Modeling SARS-CoV-2 viral kinetics in hospitalized patients
Nadège Néant1, Guillaume Lingas1, Quentin Le Hingrat1,2, Cédric Laouénan1,3, Benoit Visseaux1,2, Jérémie Guedj1, for the French COVID cohort investigators and study group
1 Université de Paris, INSERM, IAME, Paris, France 2 AP-HP, Hôpital Bichat, Laboratoire de Virologie, Paris, France 3 AP-HP, Hôpital Bichat, Department of Epidemiology Biostatistics and Clinical Research, INSERM CIC-EC 1425, Paris, France.
Objectives: A detailed characterization of viral load kinetics and its association with disease evolution is a key not only to understand the virus pathogenesis but also to identify high-risk patients and design better treatment strategies (1–4). Moreover, the efficacy of the most commonly used antiviral drugs for the treatment of SARS-CoV-2 has not been clearly established yet. In this project we had therefore two mains objectives. Firstly, we developed a joint model of host/pathogen interaction and survival that captures the heterogeneity of observed viral patterns and evaluates the association between viral kinetics and death. Secondly, using this model, we analyzed data from hospitalized patients included in the Discovery trial and treated with either standard of care or remdesivir.
Methods: For the first objective, we analyzed death and viral kinetics for hospitalized patients, enrolled in the French Covid Cohort between February 5th and April 1st 2020, in 18 different hospitals (5). We therefore built a nonlinear mixed effect model of the within-host infection to describe viral dynamics. We then further extended this model to include survival, in order to evaluate the link between viral dynamics, comorbidities and mortality (6–8). Through simulations, we evaluated the effect of a potent antiviral treatment on viral dynamics and mortality.
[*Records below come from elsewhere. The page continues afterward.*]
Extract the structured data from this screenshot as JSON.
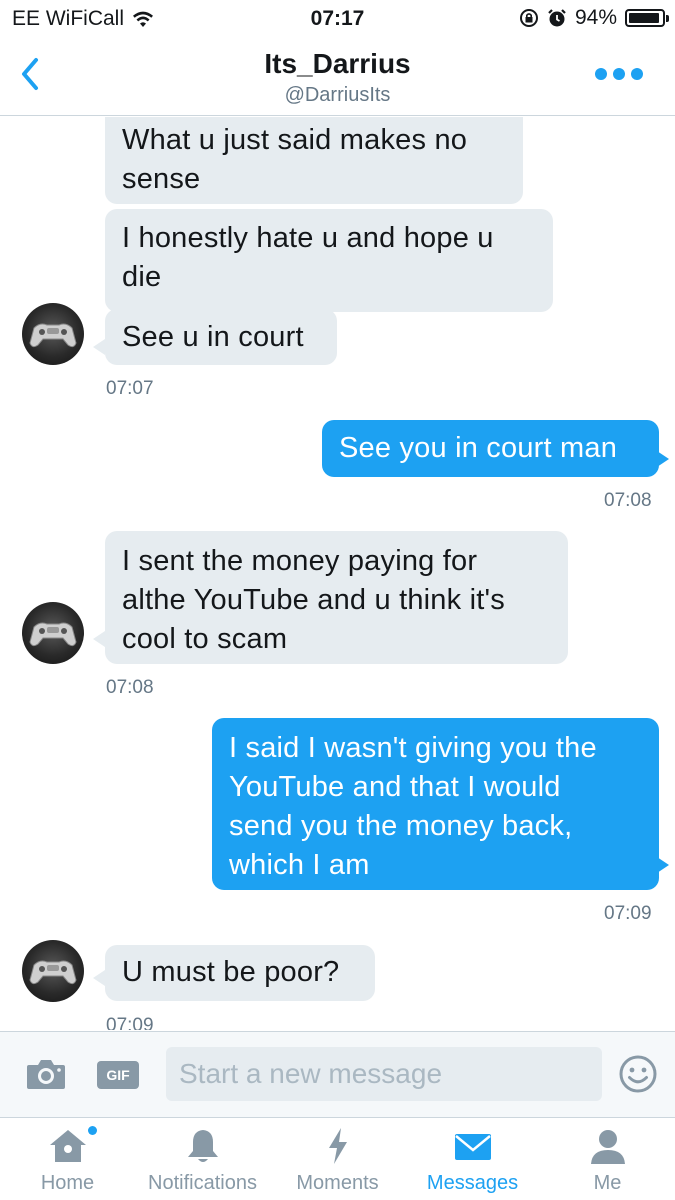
{
  "status_bar": {
    "carrier": "EE WiFiCall",
    "time": "07:17",
    "battery": "94%",
    "battery_level": 0.94,
    "icons": [
      "wifi-icon",
      "rotation-lock-icon",
      "alarm-icon",
      "battery-icon"
    ]
  },
  "header": {
    "title": "Its_Darrius",
    "handle": "@DarriusIts",
    "back_icon": "chevron-left-icon",
    "more_icon": "more-dots-icon"
  },
  "messages": [
    {
      "direction": "incoming",
      "text_lines": [
        "What u just said makes no",
        "sense"
      ]
    },
    {
      "direction": "incoming",
      "text_lines": [
        "I honestly hate u and hope u",
        "die"
      ]
    },
    {
      "direction": "incoming",
      "text_lines": [
        "See u in court"
      ]
    },
    {
      "direction": "outgoing",
      "text_lines": [
        "See you in court man"
      ]
    },
    {
      "direction": "incoming",
      "text_lines": [
        "I sent the money paying for",
        "althe YouTube and u think it's",
        "cool to scam"
      ]
    },
    {
      "direction": "outgoing",
      "text_lines": [
        "I said I wasn't giving you the",
        "YouTube and that I would",
        "send you the money back,",
        "which I am"
      ]
    },
    {
      "direction": "incoming",
      "text_lines": [
        "U must be poor?"
      ]
    }
  ],
  "timestamps": [
    "07:07",
    "07:08",
    "07:08",
    "07:09",
    "07:09"
  ],
  "composer": {
    "placeholder": "Start a new message",
    "value": "",
    "gif_label": "GIF",
    "camera_icon": "camera-icon",
    "emoji_icon": "emoji-icon"
  },
  "tabs": [
    {
      "label": "Home",
      "icon": "home-icon",
      "active": false,
      "has_dot": true
    },
    {
      "label": "Notifications",
      "icon": "bell-icon",
      "active": false
    },
    {
      "label": "Moments",
      "icon": "lightning-icon",
      "active": false
    },
    {
      "label": "Messages",
      "icon": "envelope-icon",
      "active": true
    },
    {
      "label": "Me",
      "icon": "person-icon",
      "active": false
    }
  ],
  "colors": {
    "accent": "#1da1f2",
    "incoming_bubble": "#e6ecf0",
    "muted": "#657786",
    "inactive_tab": "#8899a6"
  }
}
Results: For the first objective, we analyzed the mortality and the virological information collected in 655 hospitalized patients (including 284 with longitudinal measurements). For the second objective, we analyzed viral load in upper and lower respiratory tract specimens for a total of 671 patients (2877 samples) and 123 patients (252 samples) respectively. The first model developed predicted a median peak viral load that coincided with symptom onset. Patients with age ≥65 y had a smaller loss rate of infected cells, leading to a delayed median time to viral clearance occurring 16 days after symptom onset as compared to 13 days in younger patients (P <10−4). In multivariate analysis, the risk factors associated with mortality were age ≥65 y, male gender, and presence of chronic pulmonary disease (hazard ratio [HR] >2.0). Using a joint model, viral dynamics after hospital admission was found an independent predictor of mortality (HR = 1.31, P <10−3). Finally, we used our model to simulate the effects of effective pharmacological interventions on time to viral clearance and mortality. A potent treatment able to reduce viral production by 90% upon hospital admission would shorten the time to viral clearance by 2.0 and 2.9 days in patients of age <65 y and ≥65 y, respectively. Assuming that the association between viral dynamics and mortality would remain similar to the one observed in our population, this could translate into a reduction of mortality from 19 to 14% in patients of age ≥65 y with risk factors. We will also present these results in perspective those obtained from patients from the Discovery trial that evaluated antiviral treatments.
Conclusion: Our results have shown that the predicted time to viral clearance was slower in patients age 65 or older than in patients younger than 65 and that viral dynamics after hospital admission were significantly associated with mortality. Our results demonstrated the importance of viral dynamics to identify at-risk patients and suggested that strategies aiming to accelerate viral clearance could decrease mortality in these patients.